Here are some strategies for managing an Overactive Bladder:

Keep a DiaryWrite down your fluid intake; the number of times you had to go to the bathroom; and record it  If any accidents have occurred after you were  laughing, sneezing or coughing.

Watch Your Diet

  • Avoid foods or beverage that may worsen bladder symptoms:
  • Coffee
  • Tea
  • Alcohol
  • Caffeinated soft drinks
  • Spicy foods and acidic foods

Weight Loss– Being overweight may contribute to bladder control problems as it puts pressure on your bladder. So lose weight, if you are overweight

Stop Smoking – It irritates bladder muscles and if you have a smoker’s cough, this can cause leakage.

Fluid Restriction But Drink Plenty of Non-Irritating Fluids – 3 to 4 glasses of liquids per day, but limit those starting 3 hours before going to bed.

Begin bladder retraining – By retraining bladder muscles you can hold urine better. Your clinician will teach you methods that should help you postpone voiding and control urinary urges.

Pads – Use absorbent pads made for incontinence.

Kegel Exercises – Are pelvic floor exercises that help strengthen the muscles and tighten the ligaments at the base of the abdomen. These exercises should be done every day to see results.

Vaginal Cones – These devices are small and held in the vagina aimed at helping you identify which muscles contract when you are doing Kegel exercises.

Electric Stimulation – Helps to retrain pelvic floor muscles.

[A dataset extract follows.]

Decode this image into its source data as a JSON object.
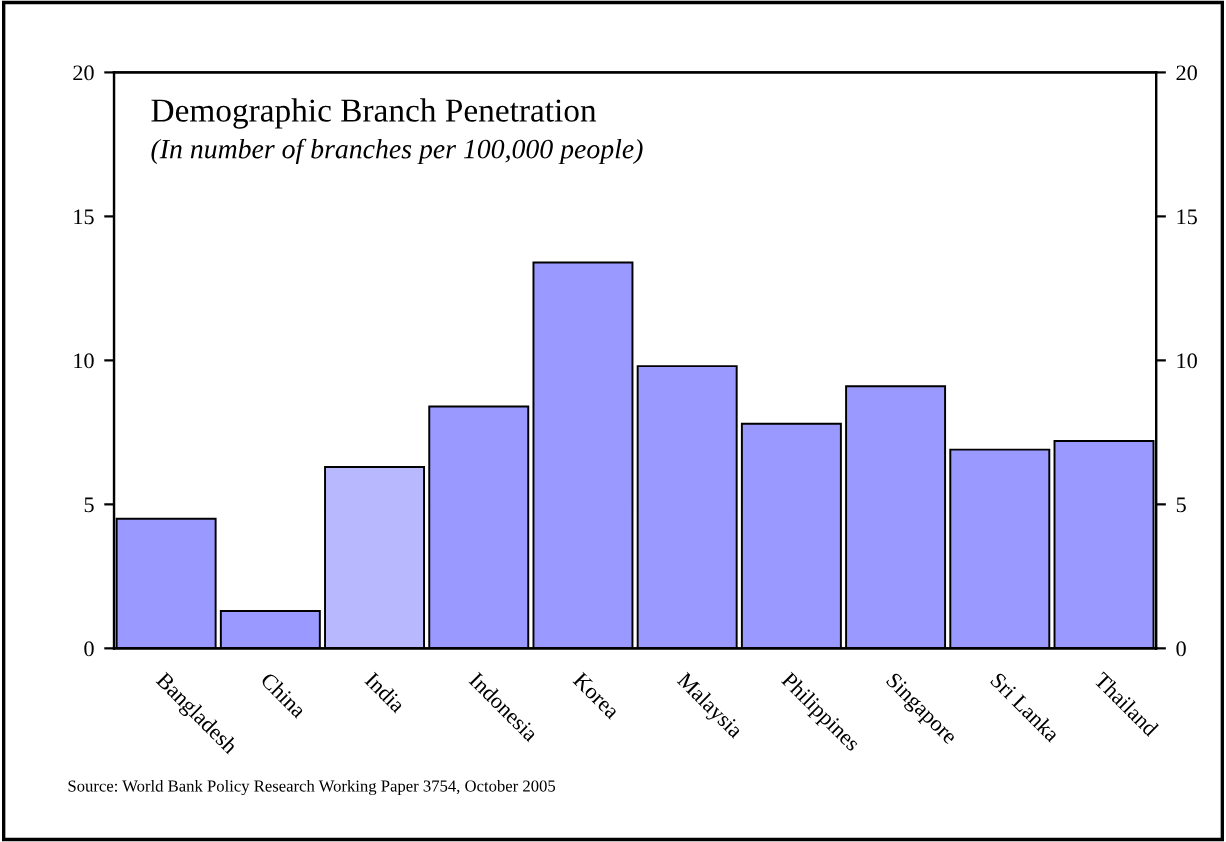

Biofeedback – Teaches you to control and contract pelvic floor muscles.

Scheduled Time Voiding – Trains the bladder to empty less often by scheduling times you go to the bathroom lengthening time that you have to go to the bathroom.

Injections and Medications – There are a variety of options your clinician can discuss with you.

Surgery – Your clinician should discuss surgical options with you.